Monday, May 02, 2005

Bad is Good
One of the most fascinating and mysterious facts of modern times is that IQ scores

have been steadily rising in developed nations for the past half_century. A political
scientist, James Flynn, noticed in the early 1980s that the "control" group of
teenagers who were regularly being tested to keep scores in line was improving all
the time.
"Every time kids took the new and the old tests, they did better on the old ones,"

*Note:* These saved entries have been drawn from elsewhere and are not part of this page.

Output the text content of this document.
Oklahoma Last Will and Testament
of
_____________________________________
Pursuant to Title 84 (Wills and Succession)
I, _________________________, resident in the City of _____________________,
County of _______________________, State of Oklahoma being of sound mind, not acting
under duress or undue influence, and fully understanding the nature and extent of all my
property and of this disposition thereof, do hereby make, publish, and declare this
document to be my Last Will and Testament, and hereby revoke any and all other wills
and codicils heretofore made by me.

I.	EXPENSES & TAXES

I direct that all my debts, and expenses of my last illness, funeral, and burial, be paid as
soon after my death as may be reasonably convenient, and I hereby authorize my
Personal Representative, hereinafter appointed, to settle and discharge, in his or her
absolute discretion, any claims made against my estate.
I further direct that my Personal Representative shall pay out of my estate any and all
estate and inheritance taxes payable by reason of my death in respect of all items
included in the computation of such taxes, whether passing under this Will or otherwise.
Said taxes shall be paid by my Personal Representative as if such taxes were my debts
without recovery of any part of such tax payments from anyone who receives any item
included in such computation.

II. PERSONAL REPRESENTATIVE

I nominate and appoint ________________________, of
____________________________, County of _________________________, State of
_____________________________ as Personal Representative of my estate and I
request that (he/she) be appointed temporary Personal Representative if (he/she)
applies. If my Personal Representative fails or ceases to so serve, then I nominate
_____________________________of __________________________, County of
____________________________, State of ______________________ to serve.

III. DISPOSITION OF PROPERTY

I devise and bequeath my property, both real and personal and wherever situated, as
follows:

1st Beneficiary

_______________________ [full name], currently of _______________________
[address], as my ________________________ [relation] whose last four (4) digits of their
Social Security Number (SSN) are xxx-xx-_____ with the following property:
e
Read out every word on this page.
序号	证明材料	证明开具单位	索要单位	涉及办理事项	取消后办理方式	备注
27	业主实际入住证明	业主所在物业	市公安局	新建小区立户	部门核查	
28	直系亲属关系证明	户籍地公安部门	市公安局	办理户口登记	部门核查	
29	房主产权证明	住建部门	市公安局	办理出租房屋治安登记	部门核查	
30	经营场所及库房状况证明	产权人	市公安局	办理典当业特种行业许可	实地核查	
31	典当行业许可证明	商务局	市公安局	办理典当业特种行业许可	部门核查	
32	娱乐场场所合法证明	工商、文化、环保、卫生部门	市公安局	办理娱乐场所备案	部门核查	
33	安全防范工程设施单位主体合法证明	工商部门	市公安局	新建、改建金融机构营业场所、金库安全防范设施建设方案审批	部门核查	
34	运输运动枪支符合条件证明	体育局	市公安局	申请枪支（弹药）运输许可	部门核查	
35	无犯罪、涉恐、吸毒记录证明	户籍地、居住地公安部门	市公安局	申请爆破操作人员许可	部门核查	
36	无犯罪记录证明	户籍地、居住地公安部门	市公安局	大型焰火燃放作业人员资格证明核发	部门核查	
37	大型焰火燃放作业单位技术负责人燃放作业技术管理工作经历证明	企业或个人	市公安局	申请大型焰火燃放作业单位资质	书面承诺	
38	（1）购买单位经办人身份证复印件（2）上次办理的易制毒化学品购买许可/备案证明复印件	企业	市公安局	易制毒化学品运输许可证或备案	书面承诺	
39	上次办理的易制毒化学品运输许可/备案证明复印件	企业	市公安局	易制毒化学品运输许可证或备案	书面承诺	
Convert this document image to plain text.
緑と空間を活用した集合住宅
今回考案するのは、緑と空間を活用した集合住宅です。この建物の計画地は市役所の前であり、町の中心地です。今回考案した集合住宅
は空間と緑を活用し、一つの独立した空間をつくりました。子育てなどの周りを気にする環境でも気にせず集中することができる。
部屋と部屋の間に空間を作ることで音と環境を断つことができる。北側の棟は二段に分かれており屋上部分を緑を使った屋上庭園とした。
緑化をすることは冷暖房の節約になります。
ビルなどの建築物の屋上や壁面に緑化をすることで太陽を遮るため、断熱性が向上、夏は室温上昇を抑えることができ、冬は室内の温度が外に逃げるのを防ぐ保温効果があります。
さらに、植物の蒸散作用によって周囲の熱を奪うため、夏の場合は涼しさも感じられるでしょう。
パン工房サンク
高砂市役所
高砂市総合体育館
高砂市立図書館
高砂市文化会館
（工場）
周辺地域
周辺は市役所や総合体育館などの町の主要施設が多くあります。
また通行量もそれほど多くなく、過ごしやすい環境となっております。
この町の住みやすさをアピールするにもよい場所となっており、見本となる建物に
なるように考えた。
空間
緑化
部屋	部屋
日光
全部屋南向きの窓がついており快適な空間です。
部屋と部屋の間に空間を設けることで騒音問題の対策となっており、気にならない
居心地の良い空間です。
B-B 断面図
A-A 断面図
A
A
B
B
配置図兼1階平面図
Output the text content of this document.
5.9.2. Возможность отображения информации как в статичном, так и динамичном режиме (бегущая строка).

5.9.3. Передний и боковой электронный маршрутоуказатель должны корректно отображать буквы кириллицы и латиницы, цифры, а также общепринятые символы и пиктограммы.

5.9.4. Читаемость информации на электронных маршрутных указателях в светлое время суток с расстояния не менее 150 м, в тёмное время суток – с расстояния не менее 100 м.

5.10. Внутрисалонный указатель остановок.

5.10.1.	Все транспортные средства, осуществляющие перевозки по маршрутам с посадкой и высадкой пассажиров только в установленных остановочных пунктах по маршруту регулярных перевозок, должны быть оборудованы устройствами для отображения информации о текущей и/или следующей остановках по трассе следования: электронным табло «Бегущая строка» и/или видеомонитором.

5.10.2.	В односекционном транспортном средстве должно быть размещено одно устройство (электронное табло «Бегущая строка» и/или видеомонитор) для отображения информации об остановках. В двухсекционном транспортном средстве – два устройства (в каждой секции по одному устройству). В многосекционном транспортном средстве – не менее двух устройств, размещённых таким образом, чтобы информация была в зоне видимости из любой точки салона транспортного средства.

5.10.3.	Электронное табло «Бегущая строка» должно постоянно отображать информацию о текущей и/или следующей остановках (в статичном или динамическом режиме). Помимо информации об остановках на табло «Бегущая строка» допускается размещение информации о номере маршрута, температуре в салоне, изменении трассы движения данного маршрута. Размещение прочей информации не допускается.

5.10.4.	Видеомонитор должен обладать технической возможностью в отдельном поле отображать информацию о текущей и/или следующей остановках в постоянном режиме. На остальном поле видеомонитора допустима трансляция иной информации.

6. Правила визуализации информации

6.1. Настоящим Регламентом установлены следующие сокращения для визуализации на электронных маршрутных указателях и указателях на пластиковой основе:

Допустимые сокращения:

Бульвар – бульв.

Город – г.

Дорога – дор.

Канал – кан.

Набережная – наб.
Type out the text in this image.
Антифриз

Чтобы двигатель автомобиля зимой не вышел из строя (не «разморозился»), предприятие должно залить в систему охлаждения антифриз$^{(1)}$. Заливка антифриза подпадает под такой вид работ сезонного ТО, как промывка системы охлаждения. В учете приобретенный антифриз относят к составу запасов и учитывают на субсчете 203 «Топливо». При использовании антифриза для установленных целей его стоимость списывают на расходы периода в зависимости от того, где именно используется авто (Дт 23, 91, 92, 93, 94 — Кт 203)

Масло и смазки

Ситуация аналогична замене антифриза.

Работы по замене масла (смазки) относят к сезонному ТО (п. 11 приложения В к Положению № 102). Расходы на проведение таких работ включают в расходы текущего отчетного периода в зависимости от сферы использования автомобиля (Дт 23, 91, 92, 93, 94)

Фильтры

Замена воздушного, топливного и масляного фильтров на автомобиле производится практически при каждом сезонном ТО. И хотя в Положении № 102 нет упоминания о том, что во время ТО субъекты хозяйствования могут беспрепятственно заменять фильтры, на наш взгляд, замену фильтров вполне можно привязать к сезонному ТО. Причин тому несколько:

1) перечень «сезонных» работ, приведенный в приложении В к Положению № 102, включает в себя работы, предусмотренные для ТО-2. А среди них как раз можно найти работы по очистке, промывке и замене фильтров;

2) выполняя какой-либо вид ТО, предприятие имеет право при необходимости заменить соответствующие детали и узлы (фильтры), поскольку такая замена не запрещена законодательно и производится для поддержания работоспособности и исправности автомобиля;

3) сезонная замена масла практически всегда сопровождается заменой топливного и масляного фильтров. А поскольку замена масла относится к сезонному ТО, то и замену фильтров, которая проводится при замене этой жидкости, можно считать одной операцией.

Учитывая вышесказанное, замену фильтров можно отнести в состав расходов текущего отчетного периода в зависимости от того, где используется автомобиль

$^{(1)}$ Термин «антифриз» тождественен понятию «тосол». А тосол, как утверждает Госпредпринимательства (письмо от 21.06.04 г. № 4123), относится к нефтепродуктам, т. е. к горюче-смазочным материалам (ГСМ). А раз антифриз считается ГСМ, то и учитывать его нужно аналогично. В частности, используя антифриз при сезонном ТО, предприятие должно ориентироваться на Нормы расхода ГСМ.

Flynn found. "I thought: that’s weird."

For Johnson, the explanation may be staring us in the face. "Over the last 50 years
we’ve had to cope with an explosion of media, technologies and interfaces, from the
TV clicker to the worldwide web. And every new form of visual media — interactive
visual media in particular — poses an implicit challenge to our brains: we have to
work through the logic of the new interface, follow clues, sense relationships."

These, he points out, are the very skills measured in IQ tests. "You survey a field of
visual icons and look for unusual patterns."

Educationists agree. In Britain three years ago, researchers funded by the Department
for Education and Skills found that computer games improved problem-solving skills,
concentration, memorisation and collaboration in the 700 children they studied.

What they do is help players to think: "All the intellectual benefits of gaming derive
from this fundamental virtue, because learning how to think is ultimately about
learning to make the right decisions."

(the above are extracts from a Sunday Times article: the full article can be viewed

here: http://www.timesonline.co.uk/article/0,,2092-1592248,00.html )

Is it possible that this increase in problem solving ability, this process
of learning how to think for one’s self, is a main factor in the decline of
outdated doctrine-based institutions?